Le titre ne contredit pas le tableau, il l’affirme autrement.
« Par ce titre qui court-circuite l’image et met à l’épreuve nos préjugés, le tableau ironique de Magritte appelle le spectateur à ne pas s’arrêter devant la ressemblance. (…) Une peinture même figurative ne loge pas dans un simple titre. Dire « ceci est une pipe » est insuffisant puisqu’il existe une infinité d’images possibles et différentes capables de la représenter, or il n’y a qu’un seul mot pour la désigner. Il a fallu que le peintre choisisse entre toutes ces solutions.

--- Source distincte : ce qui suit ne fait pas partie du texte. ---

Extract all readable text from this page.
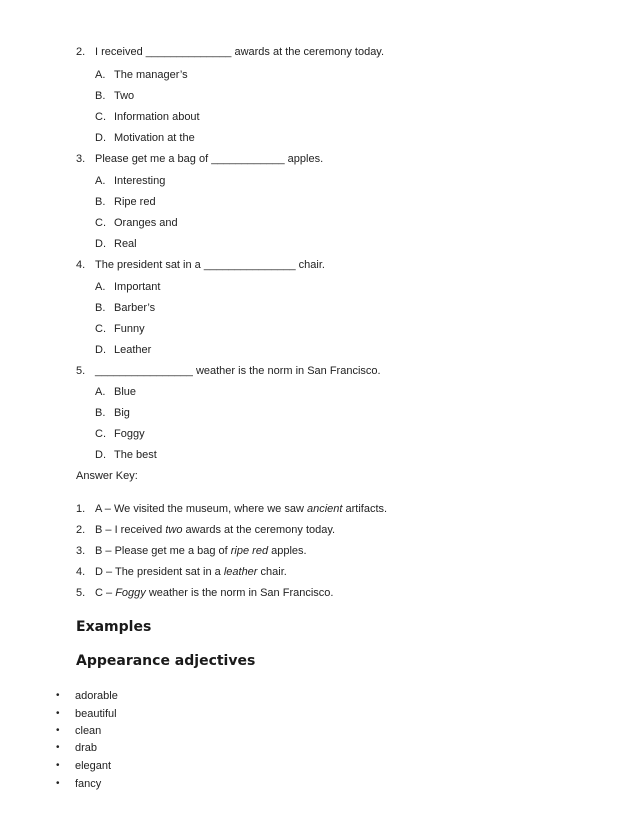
2. I received ______________ awards at the ceremony today.
A. The manager’s
B. Two
C. Information about
D. Motivation at the
3. Please get me a bag of ____________ apples.
A. Interesting
B. Ripe red
C. Oranges and
D. Real
4. The president sat in a _______________ chair.
A. Important
B. Barber’s
C. Funny
D. Leather
5. ________________ weather is the norm in San Francisco.
A. Blue
B. Big
C. Foggy
D. The best
Answer Key:
1. A – We visited the museum, where we saw ancient artifacts.
2. B – I received two awards at the ceremony today.
3. B – Please get me a bag of ripe red apples.
4. D – The president sat in a leather chair.
5. C – Foggy weather is the norm in San Francisco.
Examples
Appearance adjectives
• adorable
• beautiful
• clean
• drab
• elegant
• fancy
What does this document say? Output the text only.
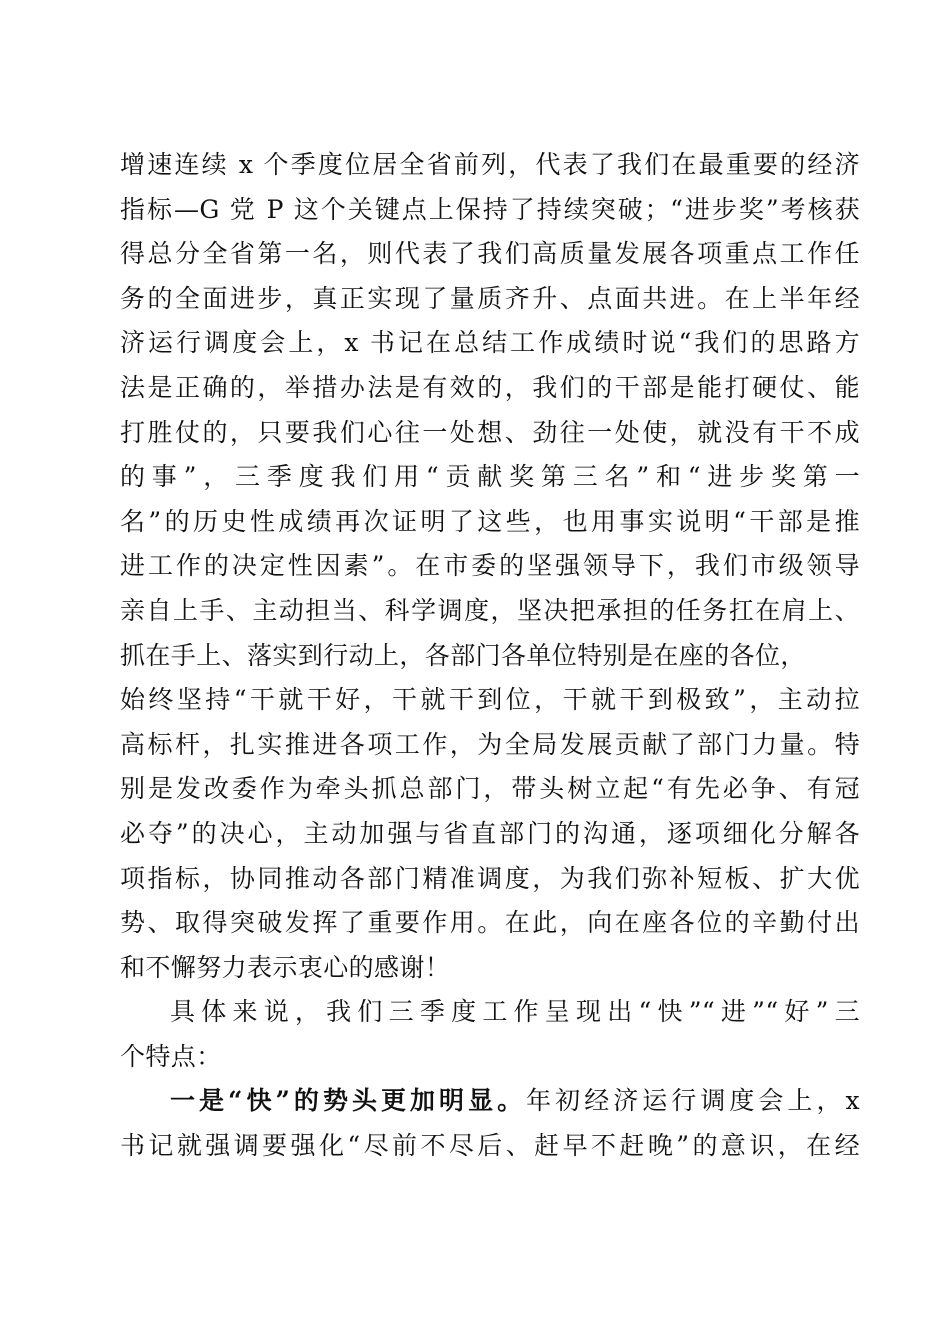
增速连续 x 个季度位居全省前列，代表了我们在最重要的经济
指标—G 党 P 这个关键点上保持了持续突破；“进步奖”考核获
得总分全省第一名，则代表了我们高质量发展各项重点工作任
务的全面进步，真正实现了量质齐升、点面共进。在上半年经
济运行调度会上，x 书记在总结工作成绩时说“我们的思路方
法是正确的，举措办法是有效的，我们的干部是能打硬仗、能
打胜仗的，只要我们心往一处想、劲往一处使，就没有干不成
的事”，三季度我们用“贡献奖第三名”和“进步奖第一
名”的历史性成绩再次证明了这些，也用事实说明“干部是推
进工作的决定性因素”。在市委的坚强领导下，我们市级领导
亲自上手、主动担当、科学调度，坚决把承担的任务扛在肩上、
抓在手上、落实到行动上，各部门各单位特别是在座的各位，
始终坚持“干就干好，干就干到位，干就干到极致”，主动拉
高标杆，扎实推进各项工作，为全局发展贡献了部门力量。特
别是发改委作为牵头抓总部门，带头树立起“有先必争、有冠
必夺”的决心，主动加强与省直部门的沟通，逐项细化分解各
项指标，协同推动各部门精准调度，为我们弥补短板、扩大优
势、取得突破发挥了重要作用。在此，向在座各位的辛勤付出
和不懈努力表示衷心的感谢！
具体来说，我们三季度工作呈现出“快”“进”“好”三
个特点：
一是“快”的势头更加明显。年初经济运行调度会上，x
书记就强调要强化“尽前不尽后、赶早不赶晚”的意识，在经
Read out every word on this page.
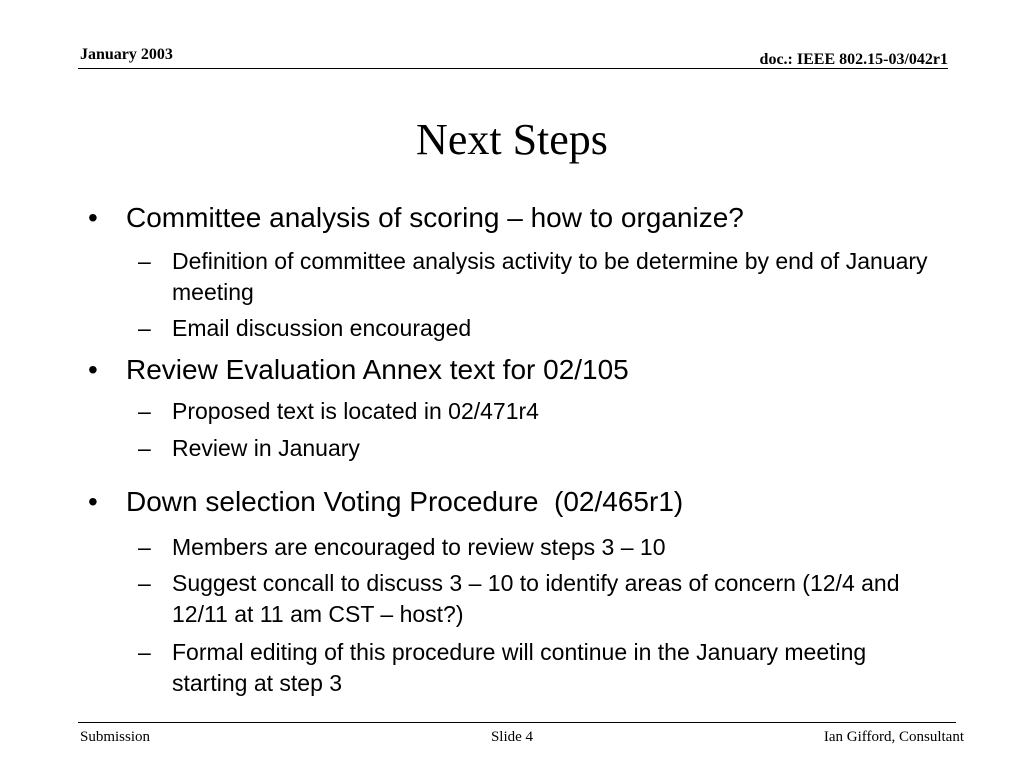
January 2003	doc.: IEEE 802.15-03/042r1
Next Steps
• Committee analysis of scoring – how to organize?
– Definition of committee analysis activity to be determine by end of January meeting
– Email discussion encouraged
• Review Evaluation Annex text for 02/105
– Proposed text is located in 02/471r4
– Review in January
• Down selection Voting Procedure  (02/465r1)
– Members are encouraged to review steps 3 – 10
– Suggest concall to discuss 3 – 10 to identify areas of concern (12/4 and 12/11 at 11 am CST – host?)
– Formal editing of this procedure will continue in the January meeting starting at step 3
Submission	Slide 4	Ian Gifford, Consultant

C’est peut-être ce choix de l’auteur qu’il faut apprendre à voir, car il est lui aussi porteur d’un sens.
Non pas témoin direct de l’objet, mais témoin de la vision qu’il nous en propose. Même devant la nature, disait Delacroix, « c’est notre imagination qui fait le tableau ».
Philippe Comar – La perspective en jeu – Les dessous de l’image – Découvertes Gallimard
En conclusion
Nous l’aurons compris, la sémiologie nous enseigne que l’image d’un objet n’est pas l’objet lui-même.
Comme disait le sémiologue américain de la fin du 19e siècle, William James : «Le mot « chien » ne mord pas.»
Magritte, lui, a travaillé sur ce paradoxe de 1928 à 1966.